Ortaçağ, insanlık tarihinin zamansal bir olgusudur. Hristiyanlık ve İslam hem fikir olmasına rağmen, İslam dünyası daha öndeydi. Batı, Rönesans ve reform hareketiyle hızla ilerlemeye başladı. O zaman Osmanlı Devleti dünyanın en büyük, ileri devletiydi. Yeniçağa ayak uyduramayıp, yerinde saymaya başladı. Doğmalar ve ilkel yaşam devam etti. İslam dünyası da orta çağı aşamayıp, duraklamaya başladı.

            Yeniçağda, insan özgürlüğü, ulusal devlet anlayışı önem kazandı. Hukuk anlayışı dinden ayrılıp, devletin özünde indirgendi. Egemenlik halk yönetimine geçti.

            Osmanlı devleti yukardaki niteliklere bihaber kaldı. 1579 Sokullu Mehmet Paşa’nın ölümü ile devlet duraklama ve gerileme dönemine girdi. Üretimde makine gücüne geçilemediğinden, Avrupa’nın ucuza havale ettiği ürünle ekonomi çöktü.  Borç batağına girdi. Kapitülasyonlarla ülke Avrupa ülkelerinin pazarı oldu.  Halk yoksullaştı. Devlet hemen sınır ötesinden habersizdi. Tanzimat ve meşrutiyetle küçük yenilikler yapılsa da çok geride kalındı. İnsanlar iç düşüncelerini hala fiziki giyimleri ile bağdaştırıyordu. Bugün bile dinini giyim kuşamla yaşayanlar var.  Bugün İslam aleminde öndeysek bunu devrimlere borçluyuz.

            Birinci Dünya Savaşı ile millet Anadolu’ya sığdırıldı. Kurtuluş savaşı, Türk benliğini dünyaya gösterdi. Otorite devletinden, cumhuriyete kavuştu. Atamız devrimleri ile orta çağı bitirip, ülkeyi çağdaş duruma getirdi.

            Atatürk’ün en büyük devrimi eğitim ve kültür alanında yapılandır. Savaş alanında bile eğitim planı yapmıştır. Yazılması ve okunması çok zor olan arap harflerinden kurtarıp, bugün ki alfabemize kavuşturdu.
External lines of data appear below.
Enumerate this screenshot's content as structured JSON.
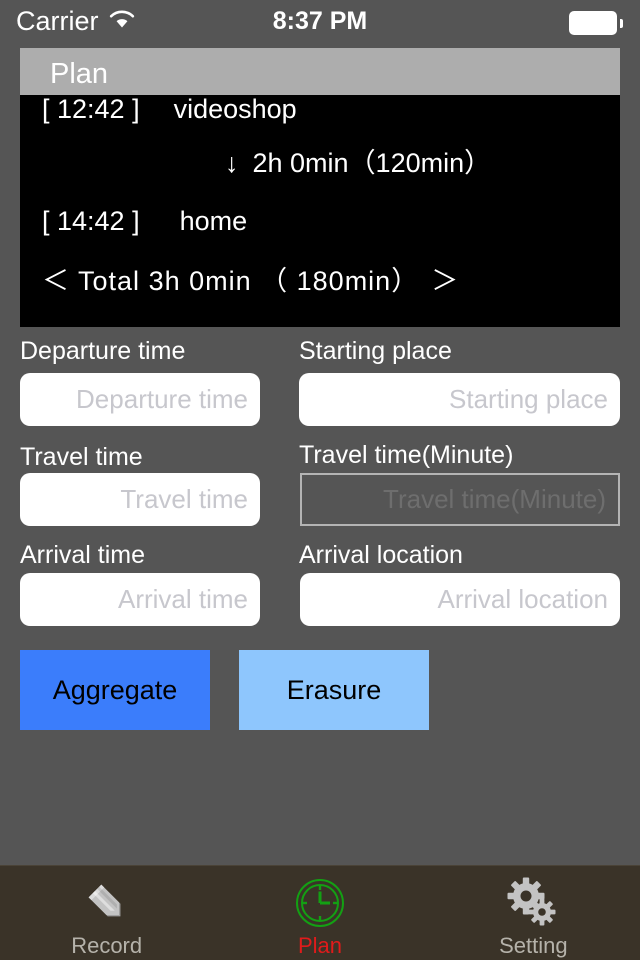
{
  "status_bar": {
    "carrier": "Carrier",
    "wifi_icon": "wifi-icon",
    "time": "8:37 PM",
    "battery_icon": "battery-icon"
  },
  "nav_bar": {
    "title": "Plan"
  },
  "schedule_panel": {
    "rows": [
      {
        "time": "[ 12:42 ]",
        "place": "videoshop"
      },
      {
        "arrow": "↓",
        "duration": "2h 0min",
        "duration_minutes": "（120min）"
      },
      {
        "time": "[ 14:42 ]",
        "place": "home"
      }
    ],
    "total": {
      "prev_chevron": "＜",
      "label": "Total",
      "duration": "3h  0min",
      "duration_minutes": "（ 180min）",
      "next_chevron": "＞"
    }
  },
  "form": {
    "departure_time": {
      "label": "Departure time",
      "placeholder": "Departure time",
      "value": ""
    },
    "starting_place": {
      "label": "Starting place",
      "placeholder": "Starting place",
      "value": ""
    },
    "travel_time": {
      "label": "Travel time",
      "placeholder": "Travel time",
      "value": ""
    },
    "travel_time_minute": {
      "label": "Travel time(Minute)",
      "placeholder": "Travel time(Minute)",
      "value": "",
      "disabled": true
    },
    "arrival_time": {
      "label": "Arrival time",
      "placeholder": "Arrival time",
      "value": ""
    },
    "arrival_location": {
      "label": "Arrival location",
      "placeholder": "Arrival location",
      "value": ""
    }
  },
  "buttons": {
    "aggregate": {
      "label": "Aggregate",
      "color": "#3b7dfb"
    },
    "erasure": {
      "label": "Erasure",
      "color": "#8ec6fd"
    }
  },
  "tab_bar": {
    "background": "#3a3328",
    "active_color": "#e01b1b",
    "inactive_color": "#b5b2aa",
    "items": [
      {
        "label": "Record",
        "icon": "pencil-icon",
        "active": false
      },
      {
        "label": "Plan",
        "icon": "clock-icon",
        "active": true
      },
      {
        "label": "Setting",
        "icon": "gears-icon",
        "active": false
      }
    ]
  }
}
Yüzyıllardır yüzde ikiyi geçmeyen okuryazarlık, bugün yüzde doksan beşlere dayandı. İnsanlar akla dayanmayan hurafelerden uzaklaştırıldı.  Dünyadan ayrı yaşamak mümkün olmadığına göre, milleti çağdaş duruma ulaştırdı. Ulusal birlik sağlandı. Özgür düşünce, modern eğitime kavuşturdu ülkeyi.

            Zekâmızın gelişmesi ve aydınlanmamız, anlayacağımız bir dille mümkündür. Atamızın dil devrimiyle benliğimize kavuştuk. Bunun karşısında olanlar, ulusun benliğine kavuşmasını istemeyenlerdir. Cemaat yaşamı ile millet uyutulup, Türklük yok ediliyordu.

Halk evleri ile millet, çağdaş yaşam, bilinçlenme ve çeşitli sanatlara yönlendirildi. Köylüye kadar halk aydınlatıldı. Köylümüz efendimize, ulaşıldı

Arapça bilmeyenler, dinini öğrenemiyordu. Kur’an Türkçe ye çevrilerek, Allah’ın bizden istediklerini öğrendik. Böylece Allah’ın, Kur’an-ı anlayarak okuyun isteği yerine getirilmiş oldu.

            Atatürk, kadını erkeğini arkadan takip eden durumundan kurtarıp, yan yana getirdi. Bütün insanları eşit duruma ulaştırdı.

            Ruhun şad olsun. Güller içinde uyu.